Tuesday, 20 March 2018 at 11:00 | Large Operon, EMBL Heidelberg
Andrea Musacchio | Max Planck Institute of Molecular Physiology (DEU)
Host: Christian Häring, Cell Biology and Biophysics
Cell division: learning from reconstitution
During mitotic cell division, each daughter cell receives from its mother cell an exact, full copy of the genome. For this to happen, the sister chromatids in the mother cell must bi-orient on the mitotic spindle. Sister chromatid separation at the metaphase-to-anaphase transition then leads to equal segregation of the genome to the two daughters.
Chromosome attachment to microtubules takes place at complex protein structures named kinetochores, which contain multiple copies of as many as ~30 individual core subunits. Kinetochores also determine the timing of mitotic exit by exercising control over the cell cycle machinery through the spindle assembly checkpoint (SAC). The SAC coordinates completion of bi-orientation with the transition to anaphase, preventing premature mitotic exit in the presence of incompletely attached sister chromatid pairs. All SAC components are recruited to kinetochores and regulated there in a way that reflects attachment status but that remains poorly understood.
In the last several years, our laboratory engaged in the in vitro reconstitution and in the structural and functional characterization of several kinetochore sub-complexes that operate at the interface between chromatin and microtubules. We also reconstituted crucial aspects of SAC signalling, identifying a rate-limiting step in the pathway, as well as a set of catalysts that accelerate the accumulation of the checkpoint effector, the mitotic checkpoint complex (MCC).
Our current efforts aim to unravel the role of kinetochores in SAC signalling, using reconstituted material as our entry point in the investigation. I will report on the conceptual challenges associated with this idea, as well as on our recent experimental progress.

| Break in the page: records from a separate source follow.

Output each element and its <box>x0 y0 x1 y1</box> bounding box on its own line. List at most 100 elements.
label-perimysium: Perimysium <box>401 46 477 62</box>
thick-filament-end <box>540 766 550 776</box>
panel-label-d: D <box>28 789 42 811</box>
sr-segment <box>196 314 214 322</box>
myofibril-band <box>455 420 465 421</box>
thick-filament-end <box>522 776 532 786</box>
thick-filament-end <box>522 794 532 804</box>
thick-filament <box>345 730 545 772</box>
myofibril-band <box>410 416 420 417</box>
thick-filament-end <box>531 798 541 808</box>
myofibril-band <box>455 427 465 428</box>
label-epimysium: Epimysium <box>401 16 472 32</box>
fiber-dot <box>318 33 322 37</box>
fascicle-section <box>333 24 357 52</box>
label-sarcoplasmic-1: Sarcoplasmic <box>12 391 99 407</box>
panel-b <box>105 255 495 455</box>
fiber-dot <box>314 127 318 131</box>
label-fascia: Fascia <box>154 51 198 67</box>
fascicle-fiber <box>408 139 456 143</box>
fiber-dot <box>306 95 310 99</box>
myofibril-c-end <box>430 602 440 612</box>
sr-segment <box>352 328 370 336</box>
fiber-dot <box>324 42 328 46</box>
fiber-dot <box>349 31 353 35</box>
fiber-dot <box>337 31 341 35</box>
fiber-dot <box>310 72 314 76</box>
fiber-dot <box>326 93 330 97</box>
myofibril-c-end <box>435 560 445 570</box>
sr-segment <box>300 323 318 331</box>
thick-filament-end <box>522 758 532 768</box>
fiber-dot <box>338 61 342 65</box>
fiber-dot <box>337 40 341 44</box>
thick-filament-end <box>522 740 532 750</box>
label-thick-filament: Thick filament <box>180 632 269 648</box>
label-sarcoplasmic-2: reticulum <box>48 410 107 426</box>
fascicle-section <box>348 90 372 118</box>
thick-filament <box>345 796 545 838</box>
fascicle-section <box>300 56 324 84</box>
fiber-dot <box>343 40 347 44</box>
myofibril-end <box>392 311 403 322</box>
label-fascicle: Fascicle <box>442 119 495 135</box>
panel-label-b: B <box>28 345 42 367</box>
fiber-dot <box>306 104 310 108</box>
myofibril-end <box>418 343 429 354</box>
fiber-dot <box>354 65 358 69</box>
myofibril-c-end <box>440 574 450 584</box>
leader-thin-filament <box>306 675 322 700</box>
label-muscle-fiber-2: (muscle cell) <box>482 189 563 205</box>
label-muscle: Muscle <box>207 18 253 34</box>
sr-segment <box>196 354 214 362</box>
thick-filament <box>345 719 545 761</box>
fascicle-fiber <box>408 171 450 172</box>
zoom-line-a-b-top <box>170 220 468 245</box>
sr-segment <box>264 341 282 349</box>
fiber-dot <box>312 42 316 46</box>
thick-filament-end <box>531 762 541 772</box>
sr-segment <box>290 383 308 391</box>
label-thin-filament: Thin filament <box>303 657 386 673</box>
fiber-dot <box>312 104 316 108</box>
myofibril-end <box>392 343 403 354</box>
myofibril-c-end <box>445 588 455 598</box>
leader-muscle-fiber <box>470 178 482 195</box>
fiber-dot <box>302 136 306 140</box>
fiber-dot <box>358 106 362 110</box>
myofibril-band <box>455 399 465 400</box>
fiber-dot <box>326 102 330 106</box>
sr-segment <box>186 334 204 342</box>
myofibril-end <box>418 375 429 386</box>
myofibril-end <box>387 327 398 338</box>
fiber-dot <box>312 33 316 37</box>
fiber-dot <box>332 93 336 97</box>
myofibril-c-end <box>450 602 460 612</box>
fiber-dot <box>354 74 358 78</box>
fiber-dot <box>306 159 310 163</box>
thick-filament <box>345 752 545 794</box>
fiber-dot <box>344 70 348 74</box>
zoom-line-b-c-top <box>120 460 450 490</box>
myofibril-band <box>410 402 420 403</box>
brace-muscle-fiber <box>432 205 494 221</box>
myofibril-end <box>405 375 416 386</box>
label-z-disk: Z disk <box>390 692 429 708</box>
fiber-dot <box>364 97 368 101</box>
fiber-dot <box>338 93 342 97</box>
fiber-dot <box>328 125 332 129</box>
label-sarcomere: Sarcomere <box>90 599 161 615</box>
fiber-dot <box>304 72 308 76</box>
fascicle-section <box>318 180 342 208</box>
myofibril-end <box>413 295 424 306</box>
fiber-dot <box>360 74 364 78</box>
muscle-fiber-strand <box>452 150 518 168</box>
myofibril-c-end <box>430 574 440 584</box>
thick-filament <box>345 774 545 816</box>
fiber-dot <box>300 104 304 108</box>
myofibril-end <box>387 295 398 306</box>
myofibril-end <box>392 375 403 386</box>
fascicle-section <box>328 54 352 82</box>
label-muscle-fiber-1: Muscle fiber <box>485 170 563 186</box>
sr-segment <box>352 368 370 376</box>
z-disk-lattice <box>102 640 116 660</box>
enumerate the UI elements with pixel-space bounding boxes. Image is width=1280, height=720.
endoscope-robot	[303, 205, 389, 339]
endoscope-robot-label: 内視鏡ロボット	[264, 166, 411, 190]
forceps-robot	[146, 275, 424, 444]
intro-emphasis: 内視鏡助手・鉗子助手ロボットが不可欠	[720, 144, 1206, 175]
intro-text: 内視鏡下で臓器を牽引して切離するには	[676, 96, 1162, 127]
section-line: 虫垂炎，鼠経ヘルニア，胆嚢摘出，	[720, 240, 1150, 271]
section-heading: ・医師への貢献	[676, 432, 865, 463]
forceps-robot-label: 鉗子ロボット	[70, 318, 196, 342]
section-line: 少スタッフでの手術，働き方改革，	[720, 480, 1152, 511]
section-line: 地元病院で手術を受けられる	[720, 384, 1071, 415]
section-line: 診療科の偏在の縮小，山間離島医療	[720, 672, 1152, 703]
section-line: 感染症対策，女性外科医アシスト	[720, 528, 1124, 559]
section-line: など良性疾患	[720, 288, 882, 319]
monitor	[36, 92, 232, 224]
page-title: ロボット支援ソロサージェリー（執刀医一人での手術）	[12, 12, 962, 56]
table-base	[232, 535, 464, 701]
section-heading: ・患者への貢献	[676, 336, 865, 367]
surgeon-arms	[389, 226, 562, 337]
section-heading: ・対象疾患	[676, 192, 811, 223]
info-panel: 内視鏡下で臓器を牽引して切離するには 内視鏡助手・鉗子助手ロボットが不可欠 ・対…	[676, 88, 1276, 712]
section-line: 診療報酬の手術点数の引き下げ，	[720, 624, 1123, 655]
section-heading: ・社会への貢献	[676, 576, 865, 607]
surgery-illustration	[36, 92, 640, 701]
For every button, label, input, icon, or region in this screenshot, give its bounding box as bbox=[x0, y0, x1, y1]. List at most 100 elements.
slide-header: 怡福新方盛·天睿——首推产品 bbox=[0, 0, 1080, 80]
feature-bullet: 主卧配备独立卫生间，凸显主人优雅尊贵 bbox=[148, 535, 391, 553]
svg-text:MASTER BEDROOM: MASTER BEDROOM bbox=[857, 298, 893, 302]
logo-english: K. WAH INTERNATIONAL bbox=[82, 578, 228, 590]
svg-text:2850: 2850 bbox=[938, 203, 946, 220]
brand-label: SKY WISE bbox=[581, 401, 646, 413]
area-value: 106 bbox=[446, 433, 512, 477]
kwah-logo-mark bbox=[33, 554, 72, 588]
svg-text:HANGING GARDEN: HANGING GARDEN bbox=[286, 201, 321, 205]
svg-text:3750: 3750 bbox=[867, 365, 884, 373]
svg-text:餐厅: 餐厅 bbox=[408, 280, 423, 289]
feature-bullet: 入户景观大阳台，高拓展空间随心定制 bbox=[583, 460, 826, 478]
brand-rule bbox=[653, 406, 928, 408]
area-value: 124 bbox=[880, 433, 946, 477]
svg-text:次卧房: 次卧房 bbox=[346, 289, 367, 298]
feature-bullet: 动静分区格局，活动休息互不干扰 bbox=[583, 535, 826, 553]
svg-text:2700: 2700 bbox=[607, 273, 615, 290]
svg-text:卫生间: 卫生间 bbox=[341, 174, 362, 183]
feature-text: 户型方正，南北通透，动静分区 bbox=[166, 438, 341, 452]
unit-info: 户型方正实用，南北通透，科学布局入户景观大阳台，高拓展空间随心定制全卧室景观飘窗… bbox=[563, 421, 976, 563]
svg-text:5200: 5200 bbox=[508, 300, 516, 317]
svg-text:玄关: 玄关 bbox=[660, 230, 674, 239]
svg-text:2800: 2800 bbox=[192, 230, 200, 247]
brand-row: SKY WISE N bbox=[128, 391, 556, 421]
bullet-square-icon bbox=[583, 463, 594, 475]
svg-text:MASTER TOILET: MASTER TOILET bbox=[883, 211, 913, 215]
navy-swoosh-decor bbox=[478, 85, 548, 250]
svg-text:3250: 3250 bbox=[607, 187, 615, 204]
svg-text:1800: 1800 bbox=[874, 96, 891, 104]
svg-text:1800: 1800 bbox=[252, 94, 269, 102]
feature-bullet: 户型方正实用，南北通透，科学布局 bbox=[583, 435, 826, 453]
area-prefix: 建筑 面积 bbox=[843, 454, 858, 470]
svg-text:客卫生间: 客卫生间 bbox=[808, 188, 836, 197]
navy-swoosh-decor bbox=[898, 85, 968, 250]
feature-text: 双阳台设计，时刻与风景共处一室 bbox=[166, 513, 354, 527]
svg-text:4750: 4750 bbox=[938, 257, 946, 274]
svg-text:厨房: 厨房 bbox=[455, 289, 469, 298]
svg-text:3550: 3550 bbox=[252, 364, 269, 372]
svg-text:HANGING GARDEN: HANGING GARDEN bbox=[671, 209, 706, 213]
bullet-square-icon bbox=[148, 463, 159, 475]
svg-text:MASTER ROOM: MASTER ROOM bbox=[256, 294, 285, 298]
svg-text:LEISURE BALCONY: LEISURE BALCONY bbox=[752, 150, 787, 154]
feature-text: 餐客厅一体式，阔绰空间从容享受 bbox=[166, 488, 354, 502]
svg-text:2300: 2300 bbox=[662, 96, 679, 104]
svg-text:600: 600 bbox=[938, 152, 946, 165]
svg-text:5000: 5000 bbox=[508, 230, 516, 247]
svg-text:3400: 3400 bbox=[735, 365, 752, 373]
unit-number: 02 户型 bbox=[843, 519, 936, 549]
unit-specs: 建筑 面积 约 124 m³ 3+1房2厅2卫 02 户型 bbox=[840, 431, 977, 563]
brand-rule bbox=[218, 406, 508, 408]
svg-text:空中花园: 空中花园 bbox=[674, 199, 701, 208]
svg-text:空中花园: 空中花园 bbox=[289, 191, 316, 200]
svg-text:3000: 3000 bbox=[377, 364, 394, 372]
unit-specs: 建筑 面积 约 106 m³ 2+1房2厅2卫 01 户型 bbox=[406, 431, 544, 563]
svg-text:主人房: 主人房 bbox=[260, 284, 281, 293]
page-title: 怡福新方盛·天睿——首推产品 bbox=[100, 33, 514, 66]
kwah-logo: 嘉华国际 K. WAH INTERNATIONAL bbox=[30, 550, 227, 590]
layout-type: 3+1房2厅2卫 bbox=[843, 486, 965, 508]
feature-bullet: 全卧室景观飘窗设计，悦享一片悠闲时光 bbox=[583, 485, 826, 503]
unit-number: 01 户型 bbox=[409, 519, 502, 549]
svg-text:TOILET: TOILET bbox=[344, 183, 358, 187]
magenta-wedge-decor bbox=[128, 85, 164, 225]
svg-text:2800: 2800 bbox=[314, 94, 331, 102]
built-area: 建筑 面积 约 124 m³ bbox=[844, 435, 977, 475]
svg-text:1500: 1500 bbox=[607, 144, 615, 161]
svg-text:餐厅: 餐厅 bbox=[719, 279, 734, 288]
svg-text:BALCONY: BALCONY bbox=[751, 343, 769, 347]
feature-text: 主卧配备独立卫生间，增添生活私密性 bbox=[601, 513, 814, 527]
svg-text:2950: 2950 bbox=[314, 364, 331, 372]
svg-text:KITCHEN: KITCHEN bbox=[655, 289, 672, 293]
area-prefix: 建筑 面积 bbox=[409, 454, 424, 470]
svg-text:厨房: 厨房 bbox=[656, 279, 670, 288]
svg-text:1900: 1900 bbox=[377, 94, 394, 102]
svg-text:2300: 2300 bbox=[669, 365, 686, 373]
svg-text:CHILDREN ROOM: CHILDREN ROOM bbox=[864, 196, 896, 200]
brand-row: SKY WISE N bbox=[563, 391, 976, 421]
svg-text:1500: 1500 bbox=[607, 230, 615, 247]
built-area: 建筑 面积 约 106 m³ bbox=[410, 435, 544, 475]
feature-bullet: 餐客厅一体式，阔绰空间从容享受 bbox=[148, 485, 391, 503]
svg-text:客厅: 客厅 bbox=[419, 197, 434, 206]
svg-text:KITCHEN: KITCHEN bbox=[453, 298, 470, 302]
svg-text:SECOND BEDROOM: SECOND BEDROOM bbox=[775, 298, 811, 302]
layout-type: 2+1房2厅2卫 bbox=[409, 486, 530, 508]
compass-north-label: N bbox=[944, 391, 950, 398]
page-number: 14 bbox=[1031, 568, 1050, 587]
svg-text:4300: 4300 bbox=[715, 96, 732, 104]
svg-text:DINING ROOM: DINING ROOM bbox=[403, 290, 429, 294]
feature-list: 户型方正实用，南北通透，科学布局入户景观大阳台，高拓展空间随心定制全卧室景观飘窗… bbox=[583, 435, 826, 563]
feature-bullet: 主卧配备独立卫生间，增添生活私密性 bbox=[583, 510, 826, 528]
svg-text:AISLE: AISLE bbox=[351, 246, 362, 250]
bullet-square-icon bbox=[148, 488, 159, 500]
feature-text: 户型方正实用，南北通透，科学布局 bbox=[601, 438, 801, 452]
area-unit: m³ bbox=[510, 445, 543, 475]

Andrea Musacchio graduated in Biology from the Tor Vergata University of Rome in 1990, working for his undergraduate degree with Prof. Giovanni Cesareni on the development of phage display libraries. Musacchio later moved to the European Molecular Biology Laboratory in Heidelberg to carry out his PhD work in the area of biochemistry and structural biology under the supervision of the late Dr. Matti Saraste. After receiving his PhD title from the University of Heidelberg early in 1995, Musacchio moved to the Harvard Medical School to work as a postdoctoral fellow in the laboratory of Prof. Stephen C. Harrison, supported by Human Frontier Science Program and the American Cancer Society postdoctoral fellowships. In Boston, Musacchio worked on the structural characterization by X-ray crystallography and electron microscopy of proteins implicated in trafficking of membrane and proteins in cells. Late in 1999, Musacchio gained independence at the European Institute of Oncology in Milan, where he started directing a research group investigating the molecular mechanisms of mitosis using a combination of structural, biochemical, and cell biological methods. In 2011, Musacchio moved to Dortmund to direct the Department of Mechanistic Cell Biology at the Max Planck Institute of Molecular Physiology. In 2012, he received an honorary professorship at the University of Duisburg-Essen.
The scientific interest of the Musacchio laboratory is the process of cell division. In particular, the laboratory studies the mitotic checkpoint and its crucial role in ensuring that chromosome segregation during mitosis is accurate, i.e that it occurs without loss or gain of chromosomes in the daughter cells. This pathway operates at kinetochores, cellular structures that mediate the capture of microtubules during preparation for cell division. The overarching aim of the laboratory is to reconstitute kinetochore-microtubule attachment and its feedback control in vitro entirely with purified components. The most characteristic mark of the Musacchio laboratory is the conjugation of diverse approaches, including biochemistry, structural biology, and cell biology.